*

  • eskimeye, çürümeye yüz tutmuş her türlü yapının, alt yapısından başlayarak elden geçirilmesi etkinliği. örn: trt'nin yeniden yapılandırılması.
  • istanbul yaklasımı aracılıgıyla finans sektorunde gerceklesen bir cesit "bozmak yerine korumak" eylemi
  • istanbul yaklaşımı kapsamında devamında itfa planına bağlama eylemi gerçekleşen yapılandırma.
  • şimdilerde "işten eleman atıyoruz" diyemeyenlerin kullandıkları deyim.
  • dünyadaki çekik ırkın kaizen adı altında herkesin kafasına gözüne soktuğu işin bir parçası. türkler bu kavrama kısaca altust etmek de derler.
  • biz reklam ajanslarinda calisan, yaratici grup dedigimiz kisilerin hic de yabanci olmadiklari deyim. seni cok acil diye diye yaka paca ise almislardir ve gece gunduz deli gibi calistiriyorlardir. hatta musterinin tum oyuncakli ve sinir islerini de bir suru karmasaya ragmen, hic sesini cikarmadan gul gibi hallediyorsundur, her sey bir sekilde yolundadir yani senin canin ciksa da. ama birden o bel bagladiklari musteri ajans ile yollarini ayirmaya karar verir, akabinde ajans da seninle... bahane hemen hazirdir. "onemli bir musterimizi kaybettik ve sirketi yeniden yapilandirmamiz gerekiyor." uzgunuz!
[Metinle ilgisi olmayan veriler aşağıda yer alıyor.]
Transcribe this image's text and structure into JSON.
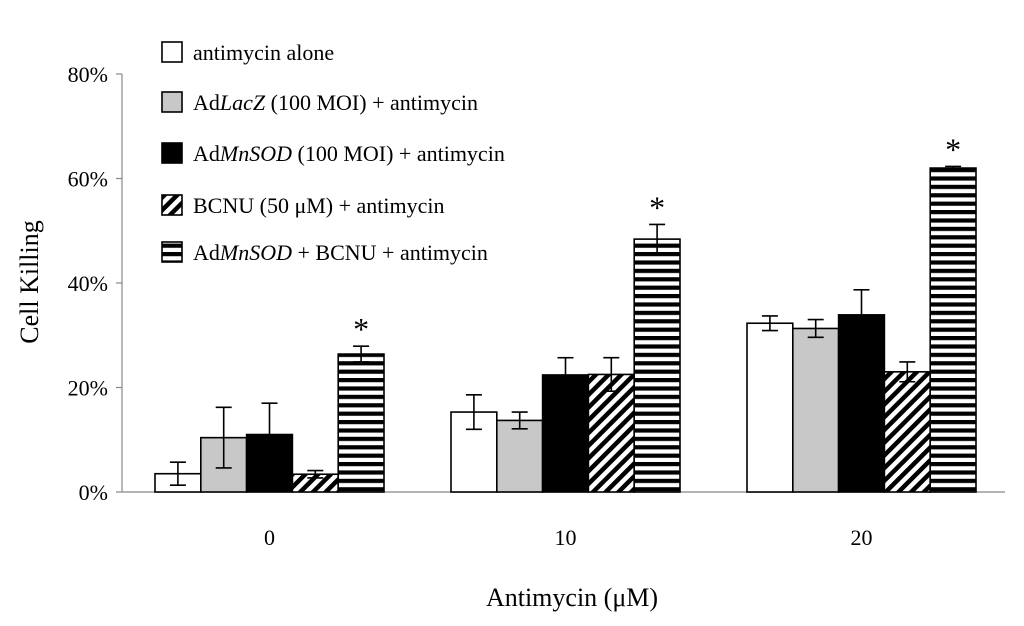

  • işi yapanların -misal mühendis filan- bağlı olduğu çatının değişmesi haricinde pek de etkilenmediği -hala işini yapmaya devam eder- ancak yukarlarda büyük fırtınaların koptuğu plaza ortamları aktivitesi. fabrika aktivitesi de olabilir , işçi etkilenmez bunda da. mühendis de bi çeşit işçidir zaten. genelde öncesinde dedikodu yayılır, hiçbişi duymasan da kokusunu alırsın , noluyi len bu ortamda diye düşünürsün. sonra çatara patara mail gelir. döşenik. ona teşekkür buna teşekkür. amacımız.. karlılık. a yumuşak.
  • bir şeylerin daha önceki halinin uygunsuz olmasından yada şuan geçerliliğini kaybetmesede değişmesi daha iyi olacağı için gerçekleştirilen işlem.
  • reklam kuşaklarından anladığım kadarıyla diş minelerine verilmiş bir hak. bir diş macunu alıyoruz sanırım ve o diş macunu diş minelerimizden içimize girerek bizi, tüm sözlerimizi, ağzımızı filan yeniden yapılandırıyor.

    ben de bu yapılanmaya katılmak istiyorum:
    - anne, ben de o diş macunundan aldım. beni anlıyor musun? ilişkimizi yeniden yapılandırmak istedim ben anne.
    - ağzın benim en sevmediğim diş macunundan kokuyor. ayrıca diş minelerin de öff neyse.. önce bir yeniden yapılandırılman gerek yani. nerde doğurduğum o dişler, nerde bu...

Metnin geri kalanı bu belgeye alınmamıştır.